(335i) Consideration Of The Entropy In The Prediction Of Stable Crystalline Polymorphs
AIChE Annual Meeting
2007
2007 Annual Meeting
Engineering Sciences and Fundamentals
Thermodynamics and Transport Properties Posters
Tuesday, November 6, 2007 - 6:30pm to 8:30pm
In order to predict the form of a stable crystalline polymorph, one compares the free energy of each form, and selects the one with the lowest free energy. Although this ignores kinetic influences in crystallization, this procedure provides important information for polymorph prediction. However, current methods usually take only the energetic contribution to the free energy into account, and ignore the entropic contribution. This is done because calculating the entropy is difficult to do rigorously. Approximations using lattice dynamics are sometimes applied but the accuracy of these approaches is uncertain. In many cases the difference between the energies of the most stable polymorphs is small, and it is possible that entropic contributions are relevant.

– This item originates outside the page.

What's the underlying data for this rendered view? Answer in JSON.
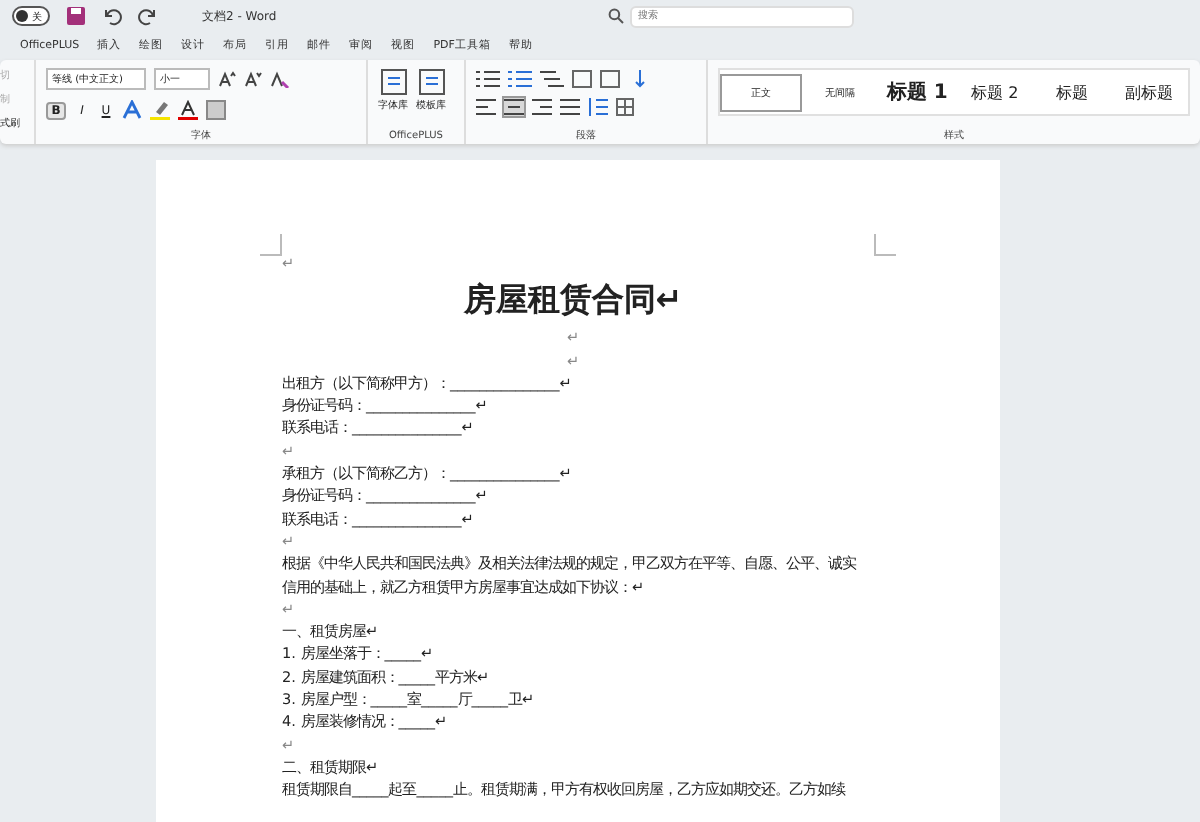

Calculation of a true free energy is performed by computing the difference with respect to a known reference. For this work, we use a harmonic reference system with spring constants given to match configurational correlations measured in the target system. We consider two approaches to compute the free energy difference between the target and reference systems. Direct perturbation is not effective, so we examine the performance of overlap sampling approaches, and Bennett's method in particular. Second, we examine the accuracy of the Normal Mode Monte Carlo (NMMC) method, which, is an approximate treatment that assumes that normal mode coordinates are independent not only in the harmonic system, but also in the reference. This technique provides much better sampling accuracy than direct or staged-perturbation methods, but the approximations inherent in its formulation have not been well tested. We study these approaches as applied to model molecular crystals for which the free energy has been determined by more computationally demanding methods.